Much planning was achieved on the World Wall addition. Tony and Tania will convene a group of Canadian advisers including First Nation people to determine the exact content of the Canadian addition to the mural wall. I will join them for those sessions in the north. After the conceptualization group has met, a small team of Canadian artists will work with the concepts to produce the final images for the wall. We at SPARC (the Social and Public Art Center) will ship the giant canvas and the paints to the site for painting either in Vancouver or Mayne Island for the months of production it will take to complete the mural. It will premiere with the additional nine panels from, Israel and Palestine, Russia, Finland, Mexico and the United States, in Vancouver in approximately a year. My collaborators and I spoke of many issues and had the luxury of sustained talks over breakfast, during walks and on the beach at sunset. How wonderful and creative the time was!

On my own once again, I am working against time to finish what I set out to do here. The time here has had many affects but one important one is that I have found that my clenching teeth have subsided and once again I can hear my self think outside of Los Angeles demands.

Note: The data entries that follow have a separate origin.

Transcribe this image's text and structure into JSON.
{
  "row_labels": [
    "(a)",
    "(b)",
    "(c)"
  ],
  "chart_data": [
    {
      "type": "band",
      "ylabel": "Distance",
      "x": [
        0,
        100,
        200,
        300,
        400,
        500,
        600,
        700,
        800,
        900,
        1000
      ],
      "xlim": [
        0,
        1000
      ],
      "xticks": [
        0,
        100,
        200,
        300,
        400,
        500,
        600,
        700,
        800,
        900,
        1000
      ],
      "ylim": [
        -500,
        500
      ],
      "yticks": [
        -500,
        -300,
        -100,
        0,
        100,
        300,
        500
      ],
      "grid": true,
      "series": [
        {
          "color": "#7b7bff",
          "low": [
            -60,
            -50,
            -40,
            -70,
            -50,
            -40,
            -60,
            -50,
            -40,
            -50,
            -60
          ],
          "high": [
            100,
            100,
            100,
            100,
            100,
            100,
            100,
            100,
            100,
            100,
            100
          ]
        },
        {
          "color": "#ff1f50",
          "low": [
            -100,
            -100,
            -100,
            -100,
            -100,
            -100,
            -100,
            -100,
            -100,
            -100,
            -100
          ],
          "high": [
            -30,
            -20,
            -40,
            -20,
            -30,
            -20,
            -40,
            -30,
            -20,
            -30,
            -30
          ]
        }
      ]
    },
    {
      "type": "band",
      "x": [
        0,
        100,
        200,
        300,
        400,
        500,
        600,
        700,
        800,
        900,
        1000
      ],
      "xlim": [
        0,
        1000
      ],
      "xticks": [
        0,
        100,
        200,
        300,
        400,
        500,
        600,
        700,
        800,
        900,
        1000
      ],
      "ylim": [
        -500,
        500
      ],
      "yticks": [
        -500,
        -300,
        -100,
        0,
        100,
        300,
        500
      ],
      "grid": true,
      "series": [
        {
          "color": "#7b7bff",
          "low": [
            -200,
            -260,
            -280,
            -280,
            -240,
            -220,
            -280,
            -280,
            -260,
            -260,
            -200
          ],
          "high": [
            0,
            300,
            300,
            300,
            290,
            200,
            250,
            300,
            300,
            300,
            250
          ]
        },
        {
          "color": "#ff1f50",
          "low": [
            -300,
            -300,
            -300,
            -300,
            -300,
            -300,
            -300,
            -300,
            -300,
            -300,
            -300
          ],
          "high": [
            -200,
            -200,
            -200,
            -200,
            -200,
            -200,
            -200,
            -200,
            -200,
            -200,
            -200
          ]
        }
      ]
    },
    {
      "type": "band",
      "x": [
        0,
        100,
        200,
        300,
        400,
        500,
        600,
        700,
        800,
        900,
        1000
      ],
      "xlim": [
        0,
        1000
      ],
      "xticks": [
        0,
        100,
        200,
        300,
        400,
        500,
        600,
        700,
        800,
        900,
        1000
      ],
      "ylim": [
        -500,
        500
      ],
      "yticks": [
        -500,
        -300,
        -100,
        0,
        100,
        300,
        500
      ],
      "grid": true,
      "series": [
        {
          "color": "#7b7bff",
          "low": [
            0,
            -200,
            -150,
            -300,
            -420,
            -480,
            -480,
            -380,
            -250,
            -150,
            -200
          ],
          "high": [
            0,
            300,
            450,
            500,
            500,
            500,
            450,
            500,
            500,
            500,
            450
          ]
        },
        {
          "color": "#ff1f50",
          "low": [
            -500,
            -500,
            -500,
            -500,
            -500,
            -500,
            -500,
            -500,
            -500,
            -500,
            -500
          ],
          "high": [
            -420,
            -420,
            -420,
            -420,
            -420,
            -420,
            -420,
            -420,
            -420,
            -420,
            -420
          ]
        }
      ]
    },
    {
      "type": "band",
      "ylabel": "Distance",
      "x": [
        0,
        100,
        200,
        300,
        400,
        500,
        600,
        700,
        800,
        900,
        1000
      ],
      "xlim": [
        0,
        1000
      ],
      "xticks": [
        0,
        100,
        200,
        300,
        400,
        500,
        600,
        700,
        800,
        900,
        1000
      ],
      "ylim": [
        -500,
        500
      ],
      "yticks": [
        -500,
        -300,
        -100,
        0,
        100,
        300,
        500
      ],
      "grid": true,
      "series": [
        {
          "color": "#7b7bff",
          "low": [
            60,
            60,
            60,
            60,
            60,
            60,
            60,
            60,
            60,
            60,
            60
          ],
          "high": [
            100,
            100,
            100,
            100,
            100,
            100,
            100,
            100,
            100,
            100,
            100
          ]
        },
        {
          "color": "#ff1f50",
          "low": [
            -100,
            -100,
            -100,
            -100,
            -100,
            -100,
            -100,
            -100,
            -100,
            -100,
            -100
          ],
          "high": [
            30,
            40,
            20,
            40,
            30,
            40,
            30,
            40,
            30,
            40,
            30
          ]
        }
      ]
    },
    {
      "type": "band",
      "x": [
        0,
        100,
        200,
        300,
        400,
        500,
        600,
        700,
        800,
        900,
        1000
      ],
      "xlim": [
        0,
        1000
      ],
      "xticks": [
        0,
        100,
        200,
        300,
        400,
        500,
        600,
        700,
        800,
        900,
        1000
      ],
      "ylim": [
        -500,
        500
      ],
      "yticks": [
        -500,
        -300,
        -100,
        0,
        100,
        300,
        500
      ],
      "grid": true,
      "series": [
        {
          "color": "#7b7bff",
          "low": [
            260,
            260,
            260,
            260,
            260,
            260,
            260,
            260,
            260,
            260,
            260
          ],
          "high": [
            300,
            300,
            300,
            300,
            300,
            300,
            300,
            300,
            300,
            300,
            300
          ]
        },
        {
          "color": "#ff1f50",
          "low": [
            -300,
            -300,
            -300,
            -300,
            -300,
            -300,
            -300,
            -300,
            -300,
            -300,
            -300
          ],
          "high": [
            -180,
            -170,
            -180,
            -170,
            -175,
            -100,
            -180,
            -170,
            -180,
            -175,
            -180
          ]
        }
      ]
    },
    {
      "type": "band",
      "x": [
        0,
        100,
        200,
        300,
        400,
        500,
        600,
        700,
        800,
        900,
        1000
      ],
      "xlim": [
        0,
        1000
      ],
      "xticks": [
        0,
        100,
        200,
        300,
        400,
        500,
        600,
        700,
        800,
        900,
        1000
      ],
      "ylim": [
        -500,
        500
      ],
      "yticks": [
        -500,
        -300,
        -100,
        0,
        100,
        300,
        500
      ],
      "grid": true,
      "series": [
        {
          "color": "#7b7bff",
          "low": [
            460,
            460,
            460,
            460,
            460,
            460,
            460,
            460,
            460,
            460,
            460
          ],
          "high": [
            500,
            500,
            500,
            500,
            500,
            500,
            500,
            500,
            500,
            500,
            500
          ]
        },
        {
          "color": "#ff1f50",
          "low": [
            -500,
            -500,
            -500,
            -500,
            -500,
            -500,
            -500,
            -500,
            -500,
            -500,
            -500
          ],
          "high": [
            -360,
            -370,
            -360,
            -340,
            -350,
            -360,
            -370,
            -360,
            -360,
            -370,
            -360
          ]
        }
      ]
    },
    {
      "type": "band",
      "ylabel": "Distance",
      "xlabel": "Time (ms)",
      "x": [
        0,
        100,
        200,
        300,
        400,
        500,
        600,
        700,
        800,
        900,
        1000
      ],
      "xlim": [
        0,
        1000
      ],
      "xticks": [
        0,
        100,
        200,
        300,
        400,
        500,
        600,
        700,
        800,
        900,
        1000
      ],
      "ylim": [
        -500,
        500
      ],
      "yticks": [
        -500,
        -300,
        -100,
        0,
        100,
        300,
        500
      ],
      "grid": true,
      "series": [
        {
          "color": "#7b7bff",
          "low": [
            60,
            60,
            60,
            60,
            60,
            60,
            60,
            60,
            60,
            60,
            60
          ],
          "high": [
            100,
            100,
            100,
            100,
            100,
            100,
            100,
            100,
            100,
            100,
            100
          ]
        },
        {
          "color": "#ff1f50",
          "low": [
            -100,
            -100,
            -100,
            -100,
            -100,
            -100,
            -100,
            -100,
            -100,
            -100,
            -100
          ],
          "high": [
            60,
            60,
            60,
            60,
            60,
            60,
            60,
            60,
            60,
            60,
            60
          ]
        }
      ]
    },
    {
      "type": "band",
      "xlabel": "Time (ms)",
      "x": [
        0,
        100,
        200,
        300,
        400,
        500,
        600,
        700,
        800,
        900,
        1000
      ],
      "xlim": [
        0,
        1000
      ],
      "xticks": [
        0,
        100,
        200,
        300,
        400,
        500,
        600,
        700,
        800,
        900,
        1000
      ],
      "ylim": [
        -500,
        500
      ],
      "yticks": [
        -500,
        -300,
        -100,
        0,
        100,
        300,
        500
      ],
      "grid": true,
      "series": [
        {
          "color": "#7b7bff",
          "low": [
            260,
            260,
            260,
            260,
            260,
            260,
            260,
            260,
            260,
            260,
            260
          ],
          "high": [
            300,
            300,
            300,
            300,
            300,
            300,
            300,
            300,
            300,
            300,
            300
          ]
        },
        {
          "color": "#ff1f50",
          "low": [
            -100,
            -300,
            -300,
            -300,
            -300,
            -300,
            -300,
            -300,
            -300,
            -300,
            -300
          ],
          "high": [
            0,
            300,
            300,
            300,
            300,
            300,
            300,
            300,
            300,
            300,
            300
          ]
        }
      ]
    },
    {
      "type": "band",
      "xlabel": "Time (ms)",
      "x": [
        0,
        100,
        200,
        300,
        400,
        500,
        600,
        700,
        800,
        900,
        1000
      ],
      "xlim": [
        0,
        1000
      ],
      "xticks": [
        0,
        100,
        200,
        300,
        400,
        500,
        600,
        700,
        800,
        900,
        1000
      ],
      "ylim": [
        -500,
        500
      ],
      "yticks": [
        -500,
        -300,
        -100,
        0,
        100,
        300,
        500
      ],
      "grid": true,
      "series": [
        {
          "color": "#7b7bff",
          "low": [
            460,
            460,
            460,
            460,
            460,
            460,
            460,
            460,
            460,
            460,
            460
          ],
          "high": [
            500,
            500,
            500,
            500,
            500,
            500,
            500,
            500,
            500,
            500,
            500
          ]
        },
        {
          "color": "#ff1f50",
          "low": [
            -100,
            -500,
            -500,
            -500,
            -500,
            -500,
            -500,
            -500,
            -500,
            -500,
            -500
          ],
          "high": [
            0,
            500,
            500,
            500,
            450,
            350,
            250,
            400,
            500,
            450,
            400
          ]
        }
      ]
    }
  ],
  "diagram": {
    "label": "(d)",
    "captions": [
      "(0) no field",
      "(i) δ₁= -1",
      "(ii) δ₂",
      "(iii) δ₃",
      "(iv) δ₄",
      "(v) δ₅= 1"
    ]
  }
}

My last three days will yield the completion of Dolores Huertas portrait and hopefully the second farmworkers image. The second image commemorates the abolishment of the dreaded "short Hoe". No " hoe" is not a "rap song" reference but a tool used to work the land that broke the backs of its users, the campesinos in the fields of California. It will turn to gold in my painting as it symbolizes the money it made for agri-business but conversely it also represents the sweet victory of it abolishment by the United Farmworkers activism. I will make not further entries to this blog as my residency will have ended and this was an exercise in recording my process. So when I return to my work in Los Angeles perhaps there will be a new blog on the Robert F. Kennedy production in the Ambassador Hotel which is becoming the new RFK learning Center in Los Angeles. I will be painting in the ballroom where he delivered his last speech minutes before he was killed. So thanks for looking in on my residency and for your emails.